L’explosion des entrepreneurs avec vision à long terme, ceux du 1%, est visible sur le tableau suivant :

Cette explosion de l’entreprenariat pourrait être liée à la diminution de la taille des entreprises américaines, qui a commencé en 1970, en raison du développement de la sous-traitance, et à l’explosion de la société de type Subchapter S, introduite en 1958, mais qui, en un quart de siècle, est devenue la forme la plus commune de création d’entreprise (avec les LLC et LLP). Pour un Business Angel, la Sub S est une incitation majeure à financer les start-up.

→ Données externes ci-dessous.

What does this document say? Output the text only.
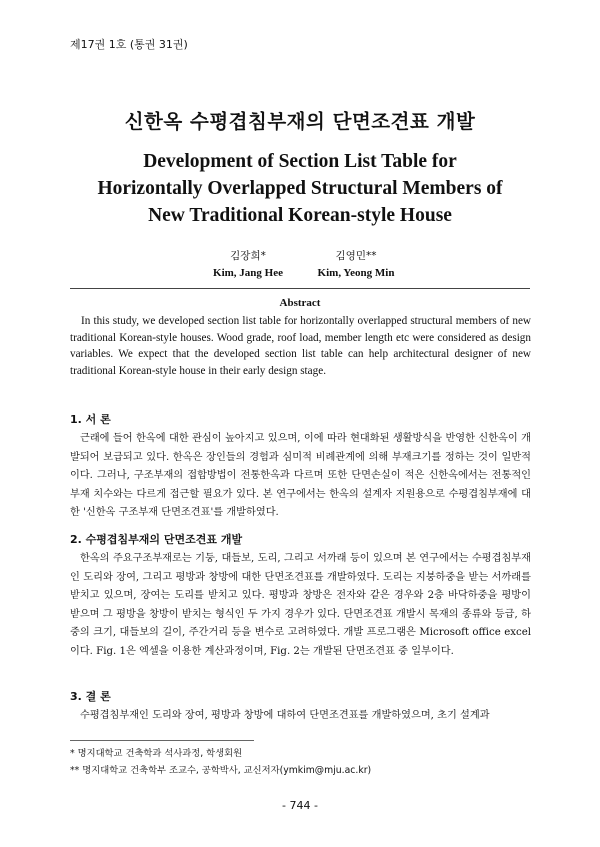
제17권 1호 (통권 31권)
신한옥 수평겹침부재의 단면조견표 개발
Development of Section List Table for Horizontally Overlapped Structural Members of New Traditional Korean-style House
김장희*
Kim, Jang Hee
김영민**
Kim, Yeong Min
Abstract

In this study, we developed section list table for horizontally overlapped structural members of new traditional Korean-style houses. Wood grade, roof load, member length etc were considered as design variables. We expect that the developed section list table can help architectural designer of new traditional Korean-style house in their early design stage.

1. 서 론

근래에 들어 한옥에 대한 관심이 높아지고 있으며, 이에 따라 현대화된 생활방식을 반영한 신한옥이 개발되어 보급되고 있다. 한옥은 장인들의 경험과 심미적 비례관계에 의해 부재크기를 정하는 것이 일반적이다. 그러나, 구조부재의 접합방법이 전통한옥과 다르며 또한 단면손실이 적은 신한옥에서는 전통적인 부재 치수와는 다르게 접근할 필요가 있다. 본 연구에서는 한옥의 설계자 지원용으로 수평겹침부재에 대한 '신한옥 구조부재 단면조견표'를 개발하였다.

2. 수평겹침부재의 단면조견표 개발

한옥의 주요구조부재로는 기둥, 대들보, 도리, 그리고 서까래 등이 있으며 본 연구에서는 수평겹침부재인 도리와 장여, 그리고 평방과 창방에 대한 단면조견표를 개발하였다. 도리는 지붕하중을 받는 서까래를 받치고 있으며, 장여는 도리를 받치고 있다. 평방과 창방은 전자와 같은 경우와 2층 바닥하중을 평방이 받으며 그 평방을 창방이 받치는 형식인 두 가지 경우가 있다. 단면조견표 개발시 목재의 종류와 등급, 하중의 크기, 대들보의 길이, 주간거리 등을 변수로 고려하였다. 개발 프로그램은 Microsoft office excel 이다. Fig. 1은 엑셀을 이용한 계산과정이며, Fig. 2는 개발된 단면조견표 중 일부이다.

3. 결 론

수평겹침부재인 도리와 장여, 평방과 창방에 대하여 단면조견표를 개발하였으며, 초기 설계과

* 명지대학교 건축학과 석사과정, 학생회원
** 명지대학교 건축학부 조교수, 공학박사, 교신저자(ymkim@mju.ac.kr)
- 744 -
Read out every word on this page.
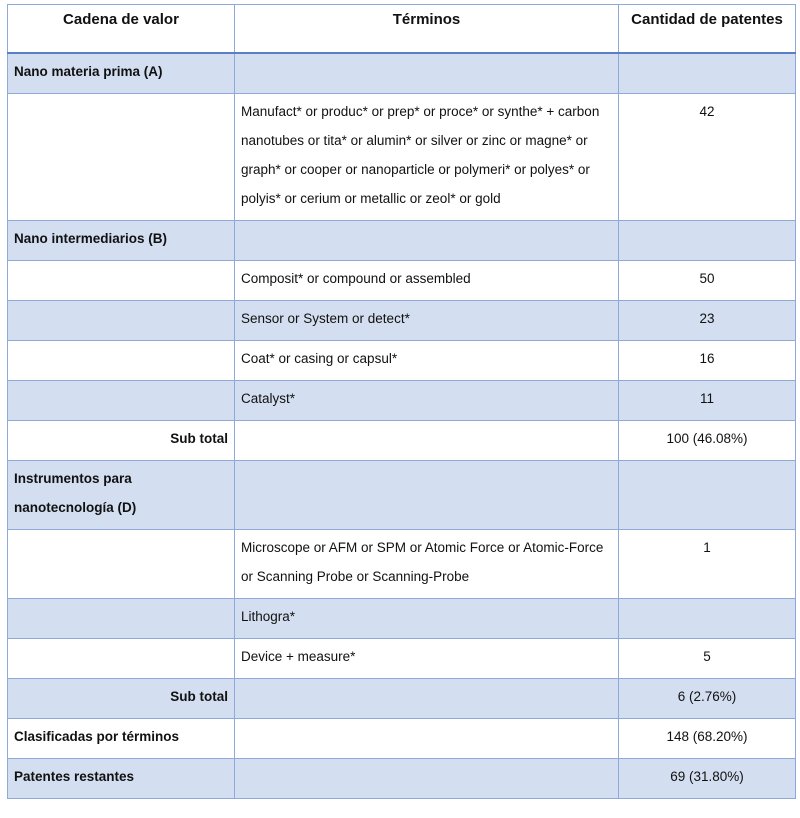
Cadena de valor	Términos	Cantidad de patentes
Nano materia prima (A)		
	Manufact* or produc* or prep* or proce* or synthe* + carbon nanotubes or tita* or alumin* or silver or zinc or magne* or graph* or cooper or nanoparticle or polymeri* or polyes* or polyis* or cerium or metallic or zeol* or gold	42
Nano intermediarios (B)		
	Composit* or compound or assembled	50
	Sensor or System or detect*	23
	Coat* or casing or capsul*	16
	Catalyst*	11
Sub total		100 (46.08%)
Instrumentos para nanotecnología (D)		
	Microscope or AFM or SPM or Atomic Force or Atomic-Force or Scanning Probe or Scanning-Probe	1
	Lithogra*	
	Device + measure*	5
Sub total		6 (2.76%)
Clasificadas por términos		148 (68.20%)
Patentes restantes		69 (31.80%)
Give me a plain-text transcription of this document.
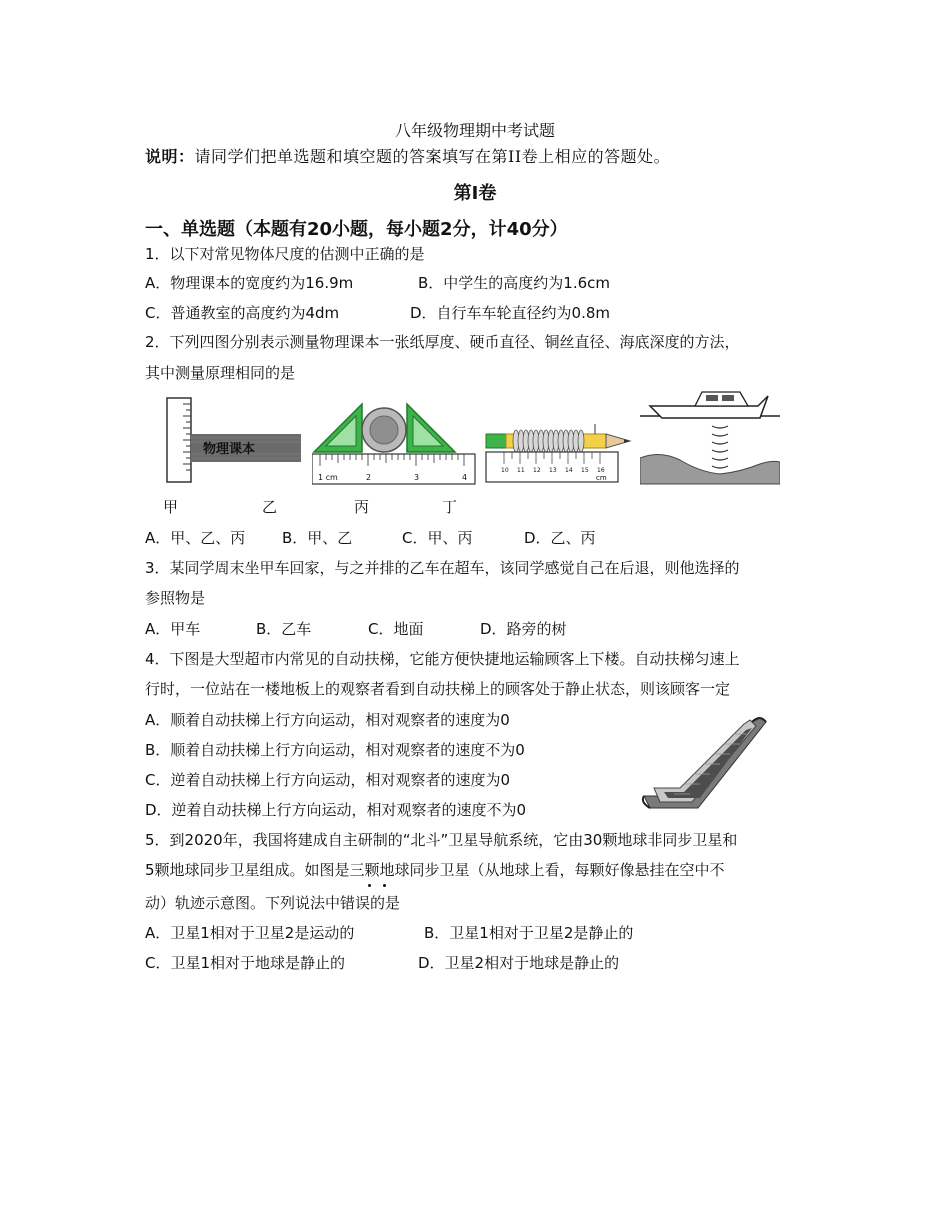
八年级物理期中考试题
说明：请同学们把单选题和填空题的答案填写在第II卷上相应的答题处。
第I卷
一、单选题（本题有20小题，每小题2分，计40分）
1．以下对常见物体尺度的估测中正确的是
A．物理课本的宽度约为16.9m	B．中学生的高度约为1.6cm
C．普通教室的高度约为4dm	D．自行车车轮直径约为0.8m
2．下列四图分别表示测量物理课本一张纸厚度、硬币直径、铜丝直径、海底深度的方法，
其中测量原理相同的是
物理课本
1 cm	2	3	4
10 11 12 13 14 15 16
cm
甲	乙	丙	丁
A．甲、乙、丙 B．甲、乙	C．甲、丙	D．乙、丙
3．某同学周末坐甲车回家，与之并排的乙车在超车，该同学感觉自己在后退，则他选择的
参照物是
A．甲车	B．乙车	C．地面	D．路旁的树
4．下图是大型超市内常见的自动扶梯，它能方便快捷地运输顾客上下楼。自动扶梯匀速上
行时，一位站在一楼地板上的观察者看到自动扶梯上的顾客处于静止状态，则该顾客一定
A．顺着自动扶梯上行方向运动，相对观察者的速度为0
B．顺着自动扶梯上行方向运动，相对观察者的速度不为0
C．逆着自动扶梯上行方向运动，相对观察者的速度为0
D．逆着自动扶梯上行方向运动，相对观察者的速度不为0
5．到2020年，我国将建成自主研制的“北斗”卫星导航系统，它由30颗地球非同步卫星和
5颗地球同步卫星组成。如图是三颗地球同步卫星（从地球上看，每颗好像悬挂在空中不
动）轨迹示意图。下列说法中错误的是
A．卫星1相对于卫星2是运动的	B．卫星1相对于卫星2是静止的
C．卫星1相对于地球是静止的	D．卫星2相对于地球是静止的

Cette explosion des emplois par le 1% s’est traduite par leur enrichissement comme le montre la somme de leurs revenus, tirée du SCF. Mais, plus intéressant, comme on le voit sur le graphique suivant, il explique toute l’augmentation de la part du 1% dans le revenu total des États-Unis mesuré par l’IRS.

Le lien avec la création d’emplois est que le revenu par employé est d’environ 20,000 $ et est le même pour les employés du 1% et du non 1%. Il semble assez constant à partir de 1992, mesuré en $ 2013, en utilisant le coefficient d’inflation.

Aussi, quand il réussit à employer plus de monde, l’entrepreneur croît dans l’échelle des revenus.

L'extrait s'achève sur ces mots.